Interesting point. A couple of years ago I heard an NPR
interview with a couple ofphysicists who were using wither lasers or
scanning electron microscopes to pick up the sound in wax
cylinders deemed too fragile to play conventionally.
I was excited to hear this, then not impressed -- the new
tech played slightly better, but it was still pretty
awful.


I am aware of this. I applaud means for recovering sound that minimize the
impact on rare source material.

I suspect that the recovered recordings were technically deficient due to
the many serious problems with the recording and production environment of
the day.

I wonder if the same deforming and
cleaning effect occurs with whatever was used to play wax
cylinders as designed (and if they would sound better if
played that way than with the new-tech
system).


I suspect that it may be possible to model the deformation process from the
recovered wave and apply appropriate corrections in the digital domain.

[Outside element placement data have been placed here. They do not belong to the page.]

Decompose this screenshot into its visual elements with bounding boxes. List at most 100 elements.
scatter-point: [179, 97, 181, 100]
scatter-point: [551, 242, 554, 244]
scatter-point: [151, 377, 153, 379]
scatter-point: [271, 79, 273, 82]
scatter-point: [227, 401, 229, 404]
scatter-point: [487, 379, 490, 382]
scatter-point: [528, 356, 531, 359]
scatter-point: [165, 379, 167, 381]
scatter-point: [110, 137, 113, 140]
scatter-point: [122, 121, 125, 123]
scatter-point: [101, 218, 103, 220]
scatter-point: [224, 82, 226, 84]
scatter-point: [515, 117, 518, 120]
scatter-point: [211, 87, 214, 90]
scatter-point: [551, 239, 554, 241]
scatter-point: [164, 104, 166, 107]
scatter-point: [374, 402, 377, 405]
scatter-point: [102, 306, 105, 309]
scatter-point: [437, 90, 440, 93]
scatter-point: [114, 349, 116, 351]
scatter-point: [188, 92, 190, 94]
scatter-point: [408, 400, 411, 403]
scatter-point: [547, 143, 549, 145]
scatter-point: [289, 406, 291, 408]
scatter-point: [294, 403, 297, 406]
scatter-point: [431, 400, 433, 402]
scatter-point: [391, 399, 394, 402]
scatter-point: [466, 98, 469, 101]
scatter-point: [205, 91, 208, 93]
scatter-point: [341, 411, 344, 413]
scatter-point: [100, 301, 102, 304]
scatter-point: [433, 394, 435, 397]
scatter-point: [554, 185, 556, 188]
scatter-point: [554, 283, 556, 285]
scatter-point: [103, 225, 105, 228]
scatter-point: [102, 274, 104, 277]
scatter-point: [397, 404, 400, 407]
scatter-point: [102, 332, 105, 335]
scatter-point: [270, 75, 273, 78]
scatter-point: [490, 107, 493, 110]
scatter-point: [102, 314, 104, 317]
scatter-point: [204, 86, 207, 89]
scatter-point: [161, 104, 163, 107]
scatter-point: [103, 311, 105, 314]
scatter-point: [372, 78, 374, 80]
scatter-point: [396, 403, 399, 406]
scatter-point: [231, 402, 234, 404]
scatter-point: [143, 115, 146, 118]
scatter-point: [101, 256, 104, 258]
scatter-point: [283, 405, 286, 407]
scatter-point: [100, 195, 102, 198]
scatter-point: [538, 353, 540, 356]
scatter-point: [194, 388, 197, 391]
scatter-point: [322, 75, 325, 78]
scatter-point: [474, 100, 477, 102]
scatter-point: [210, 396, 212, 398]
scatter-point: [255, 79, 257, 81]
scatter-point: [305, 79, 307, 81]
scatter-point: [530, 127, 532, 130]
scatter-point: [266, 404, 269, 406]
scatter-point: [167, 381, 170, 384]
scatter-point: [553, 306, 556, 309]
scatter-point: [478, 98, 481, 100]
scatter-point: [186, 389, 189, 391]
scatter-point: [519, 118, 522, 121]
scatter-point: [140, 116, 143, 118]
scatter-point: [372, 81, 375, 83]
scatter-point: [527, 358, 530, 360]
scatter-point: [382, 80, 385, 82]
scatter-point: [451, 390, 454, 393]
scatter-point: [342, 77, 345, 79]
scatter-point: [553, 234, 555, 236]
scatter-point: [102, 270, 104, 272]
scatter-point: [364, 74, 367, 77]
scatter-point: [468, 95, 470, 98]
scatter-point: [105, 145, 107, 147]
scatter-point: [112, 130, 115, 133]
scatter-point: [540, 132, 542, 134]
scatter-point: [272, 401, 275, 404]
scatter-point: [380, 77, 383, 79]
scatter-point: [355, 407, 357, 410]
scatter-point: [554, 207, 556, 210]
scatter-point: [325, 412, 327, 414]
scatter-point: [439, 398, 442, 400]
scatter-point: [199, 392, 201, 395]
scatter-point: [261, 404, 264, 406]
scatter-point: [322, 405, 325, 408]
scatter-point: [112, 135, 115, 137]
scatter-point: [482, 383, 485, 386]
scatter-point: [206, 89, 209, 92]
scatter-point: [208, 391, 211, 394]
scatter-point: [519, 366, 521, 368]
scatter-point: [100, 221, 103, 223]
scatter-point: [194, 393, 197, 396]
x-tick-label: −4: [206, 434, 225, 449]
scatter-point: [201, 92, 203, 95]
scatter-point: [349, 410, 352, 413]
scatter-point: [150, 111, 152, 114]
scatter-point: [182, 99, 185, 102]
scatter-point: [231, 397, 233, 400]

Yeah, that could work, as long as somebody could figure a way to model it
accurately. The same with the sound. The acoustic recording process was
fraught with compromise. The diaphragms that moved the cutting needle were
grossly inefficient, it took a lot of acoustical power to cut a groove. The
system had worse than contemporary telephone quality (believe me that was
bad) and the recording medium was inherently extremely noisy. Algorithms have
been developed for the Library of Congress to correct some of these problems,
but not all of them. I've heard some Caruso transcriptions that actually
sound halfway decent. It turns out that much wider frequency range than one
can actually hear when playing back these recordings is actually THERE, but
it's so attenuated that you can't hear it. These can be boosted back to
audibility while digitally reducing out-of-band noise. They'll never be
Hi-Fi, I suspect, but as the technology improves, I'm sure that many of these
old recordings will yield more and more of the sound that's actually there.